When evaluating prior studies, pathologists typically refer to a few key selected regions—the fields that represent the prior histology. The pathologist’s job is to tell if the current cells represent the same or different histology. Accordingly, the pathologist almost never is required to review every prior slide.

What are the image management implications of this pathology workflow process?

Chang:The consequences are significant. I don’t have to replicate digital radiology image management, which requires a large, complex and costly archive. It’s hard to justify an archive that is write once, read almost never. Wouldn’t it be better to just capture and store the key regions from the slides? Those selected images would be far easier to store and would be more cost-effective.

That addresses the image storage process, the PACS component. What about the RIS side of imaging informatics?

Chang: This is another fundamental difference between radiology and pathology workflow. In radiology, we acquire the digital image of the patient as one of the first steps in our workflow. From an informatics perspective, we transform the “analog” patient into digital data at the beginning and maintain that digital representation throughout the workflow process, which makes it easier to leverage digital technology to realize quality and efficiency.
In pathology the transformation from physical to digital is not done until near the end of the workflow.  The pathology workflow process requires the handling, tracking and processing of physical specimens throughout. In many labs, specimens are identified with patient demographics by the use of rubber bands binding the specimen container with a paper requisition form.
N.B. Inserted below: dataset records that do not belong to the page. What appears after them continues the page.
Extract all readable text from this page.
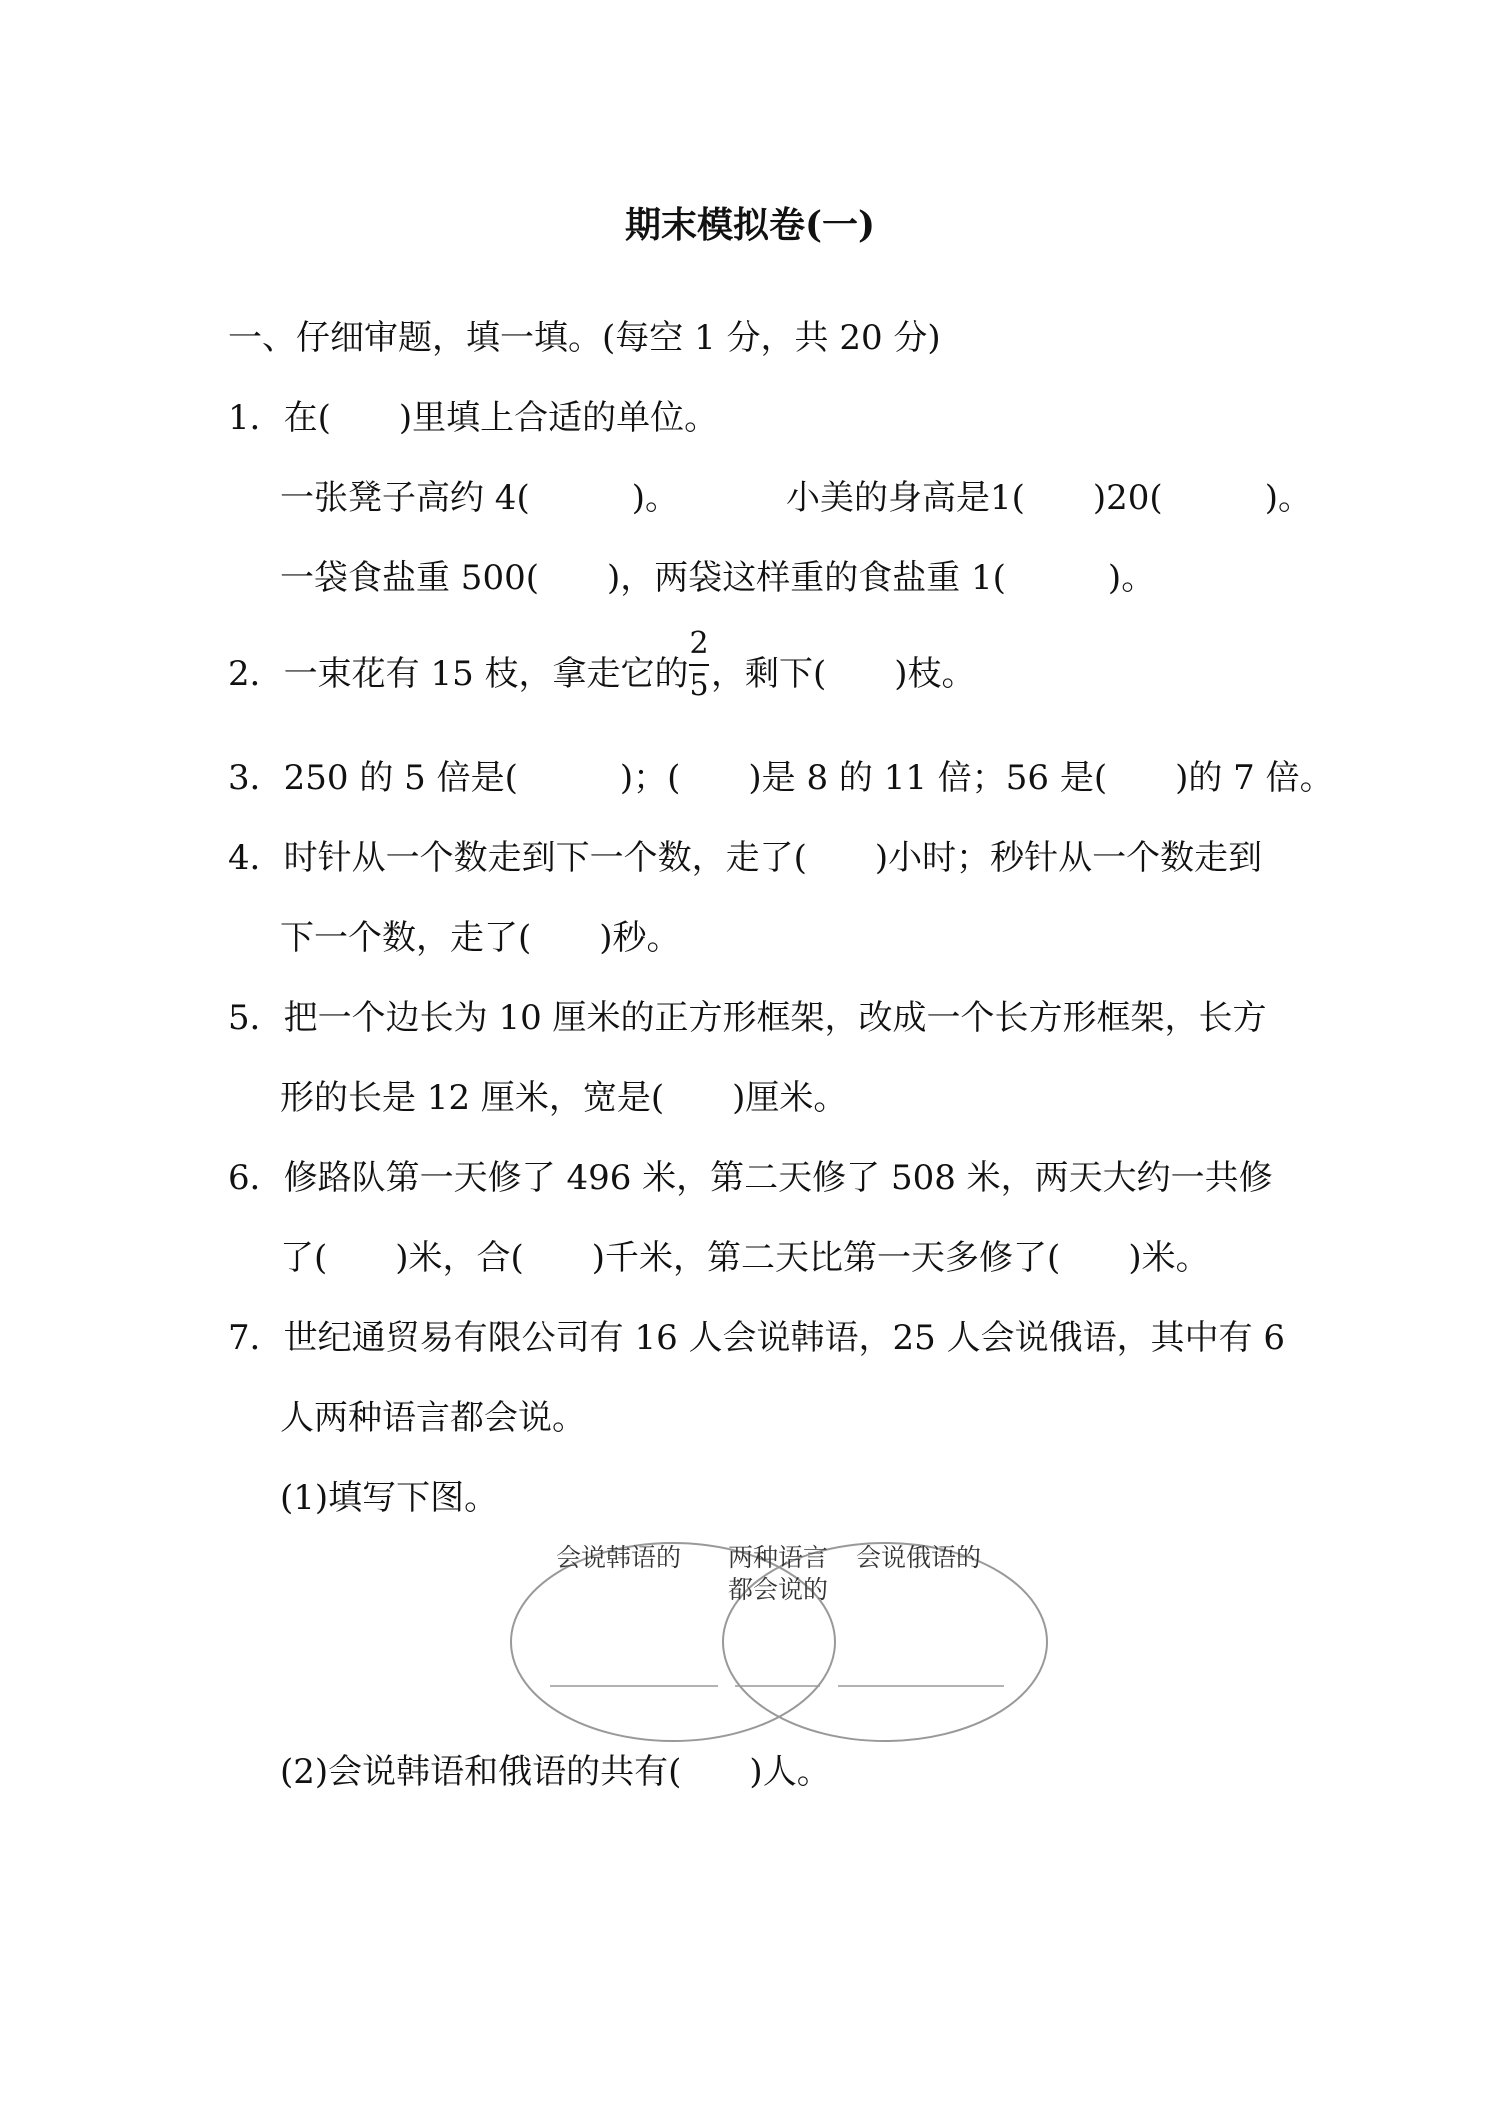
期末模拟卷(一)
一、仔细审题，填一填。(每空 1 分，共 20 分)
1．在(　　)里填上合适的单位。
一张凳子高约 4(　　　)。	小美的身高是1(　　)20(　　　)。
一袋食盐重 500(　　)，两袋这样重的食盐重 1(　　　)。
2．一束花有 15 枝，拿走它的
2
5 ，剩下(　　)枝。
3．250 的 5 倍是(　　　)；(　　)是 8 的 11 倍；56 是(　　)的 7 倍。
4．时针从一个数走到下一个数，走了(　　)小时；秒针从一个数走到
下一个数，走了(　　)秒。
5．把一个边长为 10 厘米的正方形框架，改成一个长方形框架，长方
形的长是 12 厘米，宽是(　　)厘米。
6．修路队第一天修了 496 米，第二天修了 508 米，两天大约一共修
了(　　)米，合(　　)千米，第二天比第一天多修了(　　)米。
7．世纪通贸易有限公司有 16 人会说韩语，25 人会说俄语，其中有 6
人两种语言都会说。
(1)填写下图。
会说韩语的 两种语言
都会说的
会说俄语的
(2)会说韩语和俄语的共有(　　)人。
A lot of things can go wrong. The real need here is not digital imaging but specimen tracking.
This very important part of pathology workflow doesn’t need PACS; it needs Fed Ex. Fed Ex manages the handling of physical packages by embracing digital workflow. They use barcoding to make sure packages don’t fall through the cracks. In anatomic pathology, barcoding and similar digital approaches could link the physical specimen to the patient and help manage specimen handling to avoid lost or misidentified specimens.
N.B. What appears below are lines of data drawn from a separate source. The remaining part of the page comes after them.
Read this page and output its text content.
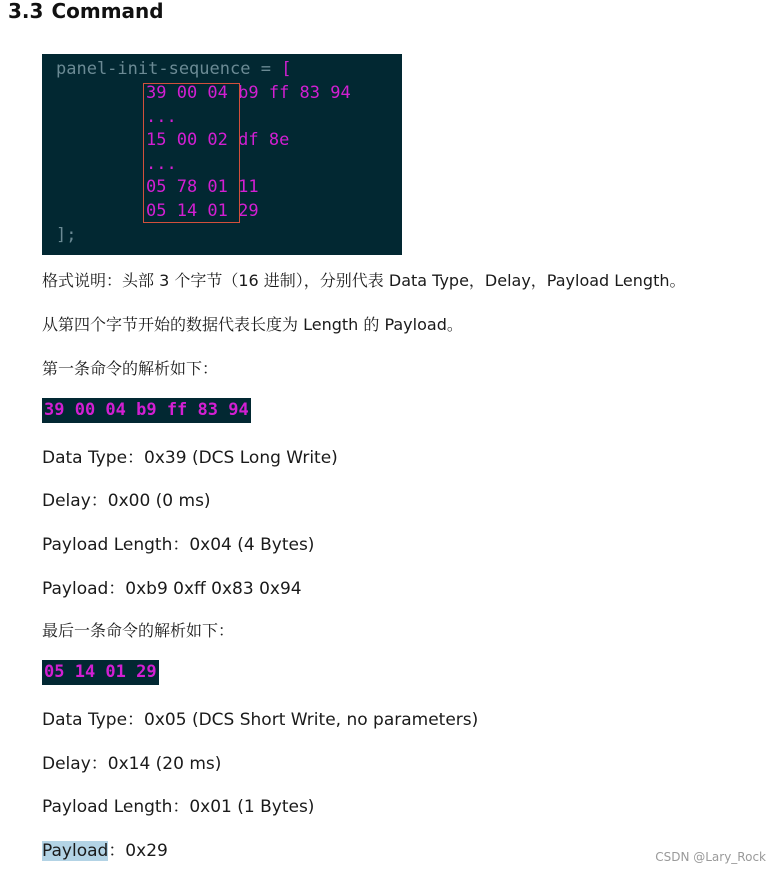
3.3 Command
panel-init-sequence = [
39 00 04 b9 ff 83 94
...
15 00 02 df 8e
...
05 78 01 11
05 14 01 29
];
格式说明：头部 3 个字节（16 进制），分别代表 Data Type，Delay，Payload Length。
从第四个字节开始的数据代表长度为 Length 的 Payload。
第一条命令的解析如下：
39 00 04 b9 ff 83 94
Data Type：0x39 (DCS Long Write)
Delay：0x00 (0 ms)
Payload Length：0x04 (4 Bytes)
Payload：0xb9 0xff 0x83 0x94
最后一条命令的解析如下：
05 14 01 29
Data Type：0x05 (DCS Short Write, no parameters)
Delay：0x14 (20 ms)
Payload Length：0x01 (1 Bytes)
Payload：0x29	CSDN @Lary_Rock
Can you provide an example?

Chang: At the University of Chicago, we are building a workflow solution that attempts to leverage digital technology appropriately. Barcoding will be used to unambiguously associate specimens with patient demographics and to track these specimens throughout the process. This specimen tracking system will provide the ability to launch contextually relevant decision support tools for users. For example, at the grossing station, scanning the specimen barcode will automatically show the pathologist the patient information and the relevant radiology images to help guide the specimen sampling. 
This is good news. We don’t have to wait for PACS archive technology to get significantly cheaper before we can embrace digital pathology. We can leverage existing enterprise PACS to store the much more modest representative images and then apply appropriate digital solutions such as specimen tracking to orchestrate more efficient and safer workflow. We can do this now.